Marie-Claire 10 mai 1940

Le chapeau publicitaire "En Mai faites ce qu'il vous plaît" tombe mal : le 10 mai 1940 les nazis lancent l'offensive sur la Belgique et la France et les populations seront bientôt en fuite sur les routes.

La paix revenue, les affaires reprennent. Les Usines du Rhône gardent la figure de l'infirmière, relais de l'autorité médicale, préparant la prise du médicament.

Dépliant de pharmacie 1957

L'utilisation de la couleur verte installe le médicament dans l'univers de la pharmacie et des ordonnances médicales. A l'opposé, Aspro joue la carte de la proximité avec le public par des publicités inspirées des situations de la vie quotidienne qui font défiler une cohorte de travailleurs, dont le visage euphorique témoigne de l'efficacité du produit. Le slogan "Ouf, merci Aspro", facile à mémoriser, est vite devenu populaire. Voici la brave ménagère :

Modes et Travaux 1956

Un facteur, tout droit sorti du film "Jour de Fête" de Jacques Tati :

Modes et Travaux décembre 1956

Le boucher fait part aussi de son soulagement :

Modes et Travaux décembre 1968

La marque qui avait oublié les plus jeunes, s'intéresse à eux en 1973 avec cette publicité qui montre un enfant dans un sympathique désordre. 1968 est passé par là avec son slogan "Il est interdit d'interdire".

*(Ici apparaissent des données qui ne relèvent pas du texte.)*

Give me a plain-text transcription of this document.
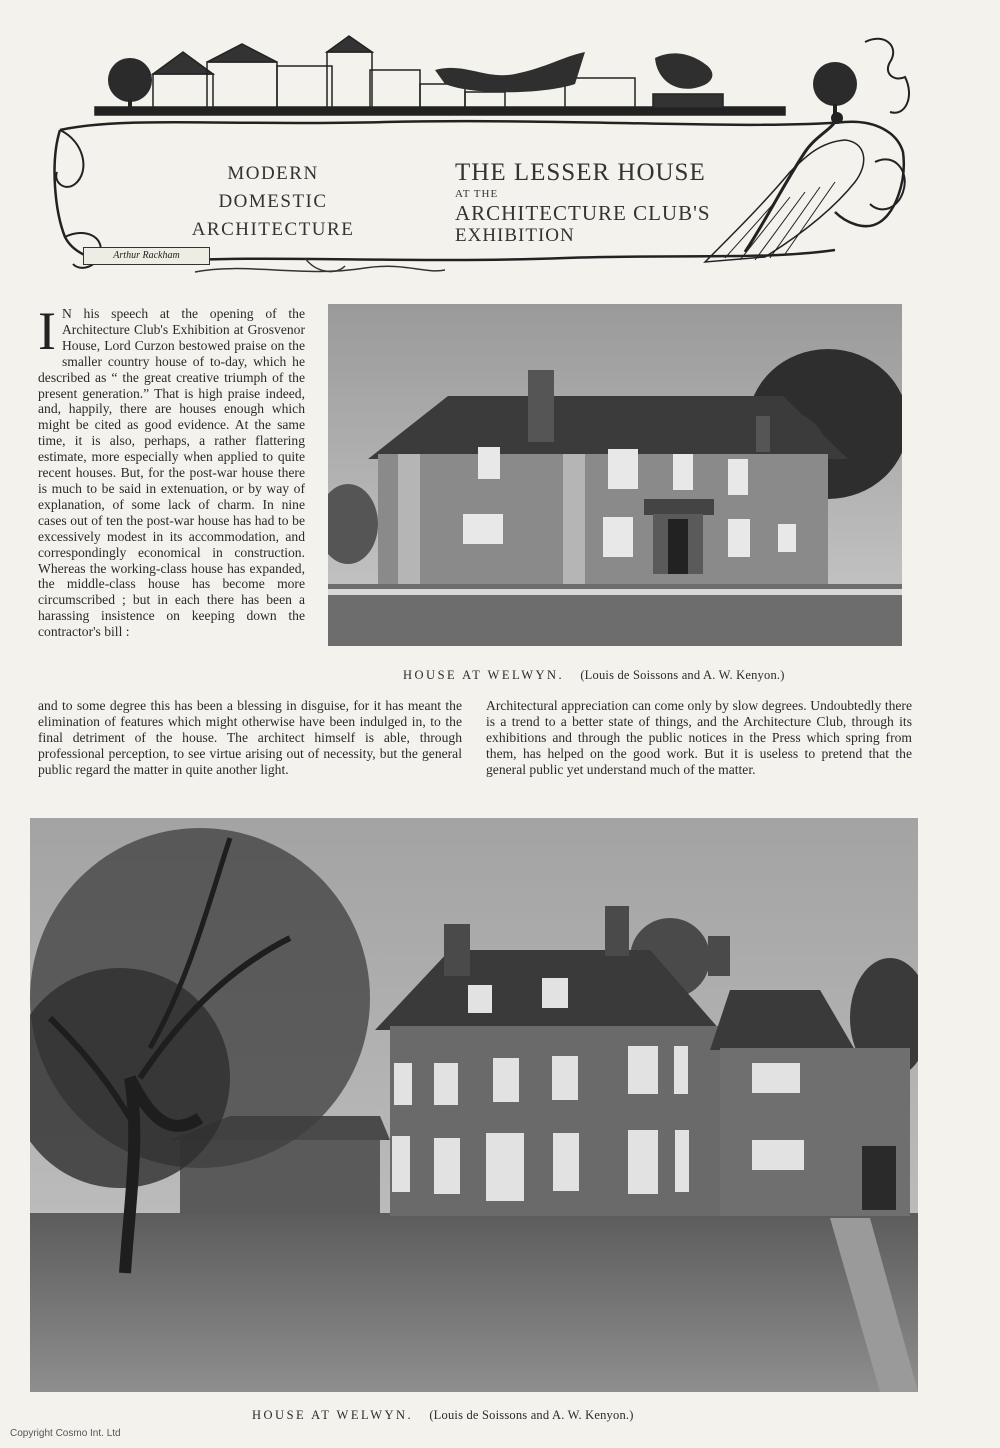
MODERN
DOMESTIC
ARCHITECTURE
THE LESSER HOUSE
AT THE
ARCHITECTURE CLUB'S
EXHIBITION
Arthur Rackham
I N his speech at the opening of the Architecture Club's Exhibition at Grosvenor House, Lord Curzon bestowed praise on the smaller country house of to-day, which he described as “ the great creative triumph of the present generation.” That is high praise indeed, and, happily, there are houses enough which might be cited as good evidence. At the same time, it is also, perhaps, a rather flattering estimate, more especially when applied to quite recent houses. But, for the post-war house there is much to be said in extenuation, or by way of explanation, of some lack of charm. In nine cases out of ten the post-war house has had to be excessively modest in its accommodation, and correspondingly economical in construction. Whereas the working-class house has expanded, the middle-class house has become more circumscribed ; but in each there has been a harassing insistence on keeping down the contractor's bill :
HOUSE AT WELWYN. (Louis de Soissons and A. W. Kenyon.)
and to some degree this has been a blessing in disguise, for it has meant the elimination of features which might otherwise have been indulged in, to the final detriment of the house. The architect himself is able, through professional perception, to see virtue arising out of necessity, but the general public regard the matter in quite another light.
Architectural appreciation can come only by slow degrees. Undoubtedly there is a trend to a better state of things, and the Architecture Club, through its exhibitions and through the public notices in the Press which spring from them, has helped on the good work. But it is useless to pretend that the general public yet understand much of the matter.
HOUSE AT WELWYN. (Louis de Soissons and A. W. Kenyon.)
Copyright Cosmo Int. Ltd
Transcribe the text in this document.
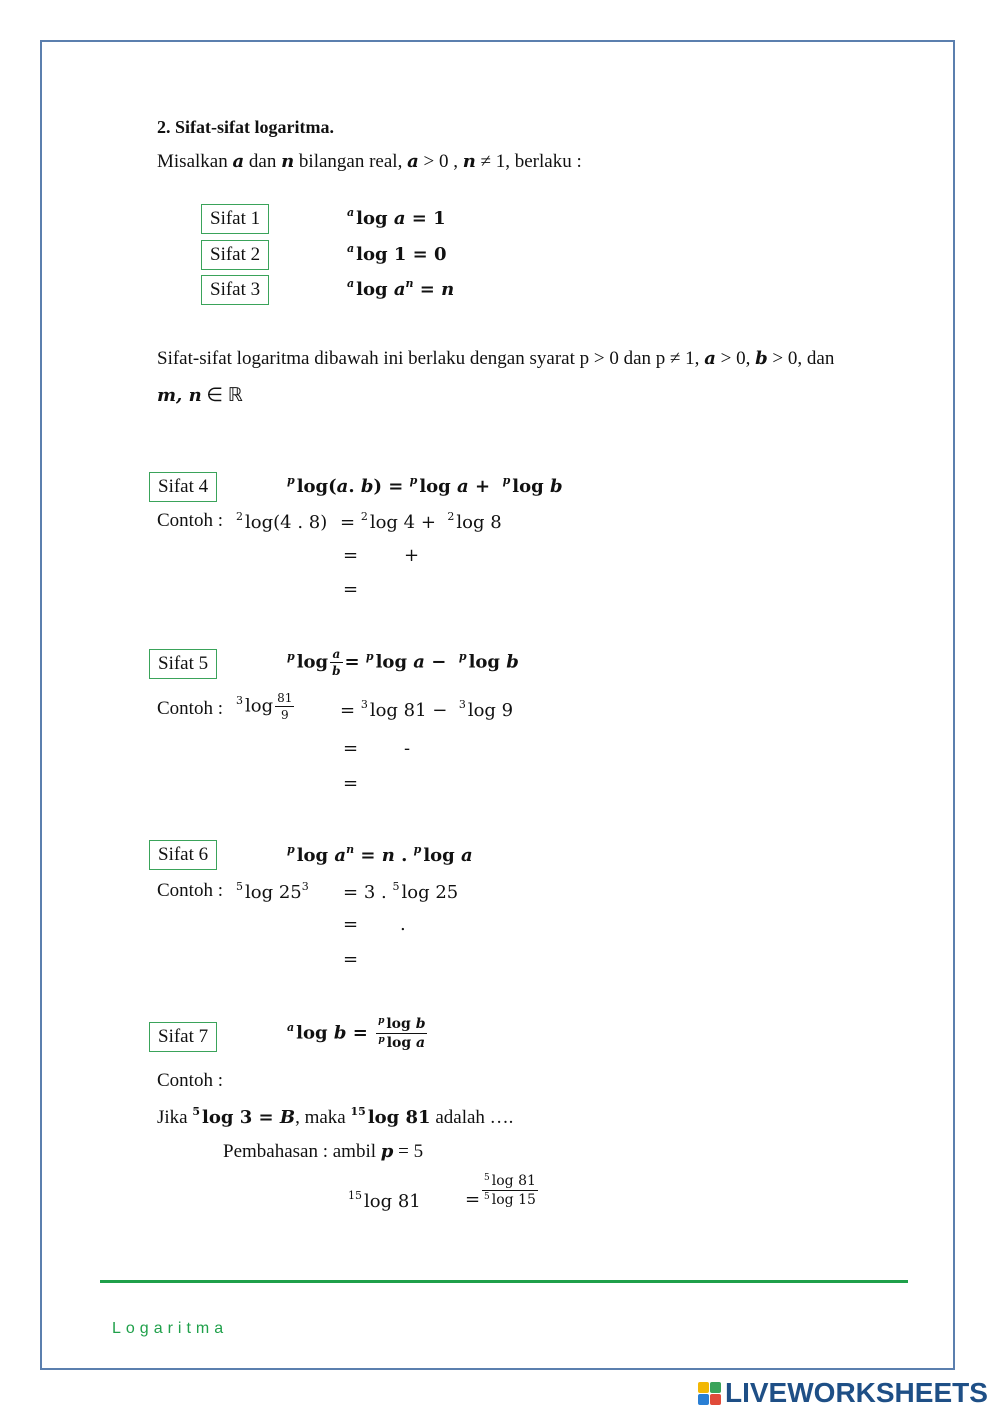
2. Sifat-sifat logaritma.
Misalkan a dan n bilangan real, a > 0 , n ≠ 1, berlaku :
Sifat 1	$^a$ log a = 1
Sifat 2	$^a$ log 1 = 0
Sifat 3	$^a$ $\log a^n = n$
Sifat-sifat logaritma dibawah ini berlaku dengan syarat p > 0 dan p ≠ 1, a > 0, b > 0, dan
m, n ∈ ℝ
Sifat 4	$^p$ log(a. b) = $^p$ log a +  $^p$ log b
Contoh : $^2$ log(4 . 8) = $^2$ log 4 +  $^2$ log 8
=	+
=
Sifat 5	$^p$ $\log \frac{a}{b} = ^p$ log a −  $^p$ log b
Contoh : $^3$ $\log \frac{81}{9}$	= $^3$ log 81 −  $^3$ log 9
=	-
=
Sifat 6	$^p$ $\log a^n = n$ . $^p$ log a
Contoh : $^5$ $\log 25^3 = 3$ . $^5$ log 25
= .
=
Sifat 7	$^a$ $\log b = \frac{^p \log b}{^p \log a}$
Contoh :
Jika $^5$ log 3 = B, maka $^{15}$ log 81 adalah ….
Pembahasan : ambil p = 5
$^{15}$ $\log 81 = \frac{^5 \log 81}{^5 \log 15}$
Logaritma
LIVEWORKSHEETS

Modes et Travaux, janvier 1973

Pour terminer ce rapide tour d'horizon, voici une publicité de Savignac pour Aspro qui a été éditée sous forme d'affiche. Elle témoigne du grand talent de l'artiste qui s'affranchit des codes de la marque pour montrer la souffrance plutôt que la guérison. A noter que la voiture, valorisée durant les années 50, peut avoir une image négative.

Savignac, carte crédits Bibliothèque Forney, 1964

J'ai trouvé de nombreux renseignements dans l'article d'André Frogerais "L'Aspirine en France : un affrontement franco-allemand" /hal.archives-ouvertes.fr/hal-00848459/document/hal.archives-ouvertes.fr/hal-00848459/document.

Il y retrace les relations commerciales compliquées entre les deux pays revendiquant chacun la propriété du produit.